Primeiro dia do seminário da Regional Anapar RS discute conjuntura e saúde suplementar

De: 19 de novembro de 2020 Notícias

Primeiro dia do XVII Seminário da Regional Anapar RS trouxe debates sobre o cenário econômico e político, e sobre a saúde suplementar de autogestão. O economista Bernardo Baggio, gerente de Investimentos da Fundação CEEE, alertou para o fato de que o Brasil está atrás na recuperação das bolsas de valores do mundo, mesmo entre os países emergentes. Ele destacou entre os motivos as despesas para minimizar os impactos econômicos e sociais da pandemia, que pressionaram a questão fiscal. O sociólogo Clemente Ganz, consultor do Fórum das Centrais Sindicais, ressaltou que o país tem um dos piores indicadores da pandemia e que por isso o auxílio emergencial foi importante. A previsão de queda do PIB para este ano é de 5% e, na visão dele, poderia ser maior, caso não houvesse o auxílio.

No entanto, com o fim do programa de apoio às pessoas em inatividade financeira, cerca de 20 milhões de brasileiros voltarão a buscar emprego, pressionando o mercado de trabalho, que está em retração, e elevando a taxa de desemprego. Além disso, oito milhões de pessoas continuam em home office e a expectativa é de que as empresas mantenham boa parte delas em trabalho remoto, descartando os funcionários mais vulneráveis – ou seja, idosos e pessoas com problemas de saúde. “Esta dinâmica perversa, mais um governo que não atenderá à necessidade de um Estado forte, cria um cenário de grave crise econômica e social para 2021”, diz o sociólogo.

Os deputados Erika Kokay (PT-DF), Christino Áureo (PP-RJ) e Maria do Rosário (PT-RS), reforçaram a necessidade de mobilização das categorias e pressão no parlamento em defesa das previdência pública e complementar, além do SUS e da saúde suplementar de autogestão, em especial dos projetos PL 4016/2020, do deputado Christino Áureo, que acaba com a incidência de IR nas contribuições extraordinárias aos planos de previdência complementar, do PDC 956/2018, da deputada Erika Kokay, que susta os efeitos da CGPAR 23, que praticamente inviabiliza os planos de saúde de autogestão. A Anapar está com um abaixo-assinado para pressionar o presidente da Câmara para colocar o projeto em regime de urgência de tramitação – para assinar e compartilhar, clique aqui.

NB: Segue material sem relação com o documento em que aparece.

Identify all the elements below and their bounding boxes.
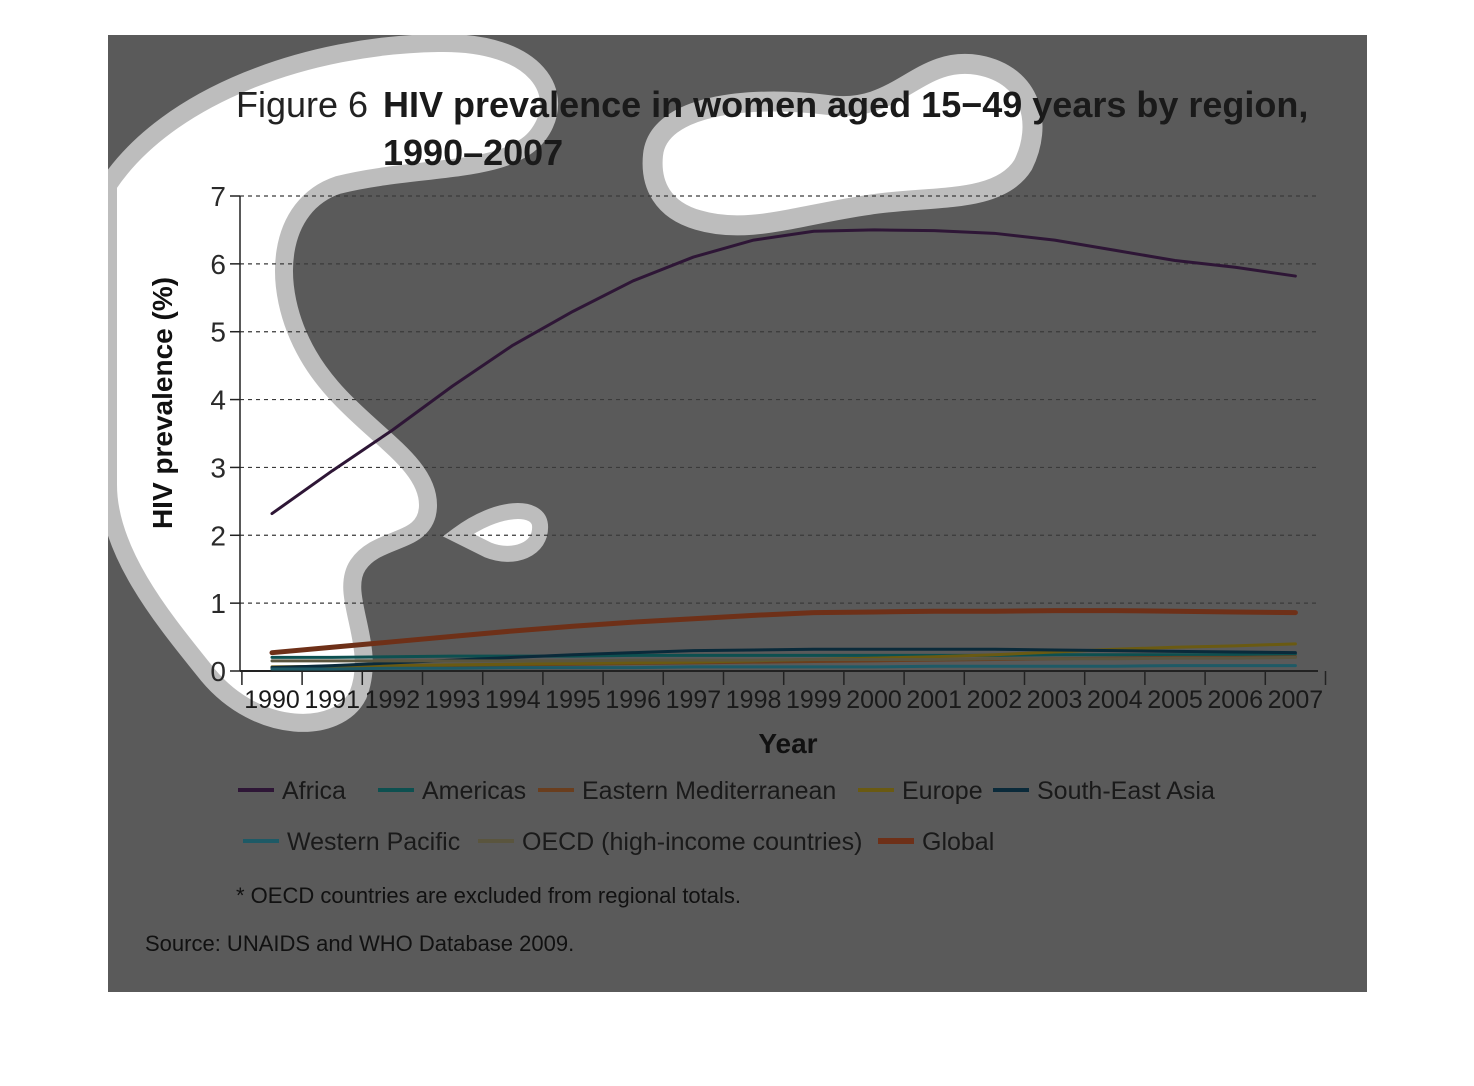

José Luiz Toro, advogado, presidente do Instituto Brasileiro de Direito da Saúde Suplementar, falou da preocupação com a concentração excessiva do mercado privado de planos de saúde e da necessidade de fortalecimento da saúde suplementar de autogestão, com mobilização dos beneficiários no Congresso Nacional, para forçar mudança na legislação, afim de dar um tratamento diferenciado à autogestão. “Não se pode tratar os diferentes de forma igual.”

O pesquisador do IPEA, economista especialista em saúde coletiva, Carlos Ocké afirmou que a saúde de autogestão deveria servir de farol para o setor de saúde suplementar, em termos de preço e cobertura, e defende a regulação de preços dos planos de saúde. Ele concorda com Toro sobre a regulamentação específica para os planos de autogestão. Para ele, a agenda central para 2022 é defender o SUS e derrotar a hegemonia que está no poder.

Ainda na área da saúde, o médico do trabalho Rogério Dorneles, apresentou dados que derrubam a tese de que as pessoas idosas são o maior peso dos planos de saúde e afirmou que monitorar os gastos é importante na gestão médico-hospitalar, mas que há outros parâmetros e informações que devem ser levadas em consideração. Plínio Pavão, assessor sindical especialista em saúde do trabalhador, destacou os efeitos nefastos das resoluções CGPAR 22 e 23, que vão na contramão de princípios importantes da autogestão em saúde, como planos com menos de 20 mil vidas e gestão por RH, por exemplo, além de excluir aposentados, determinar cobranças por membros do grupo familiar e adotar cobrança por faixa etária.

O seminário continua amanhã, de 9h às 12h.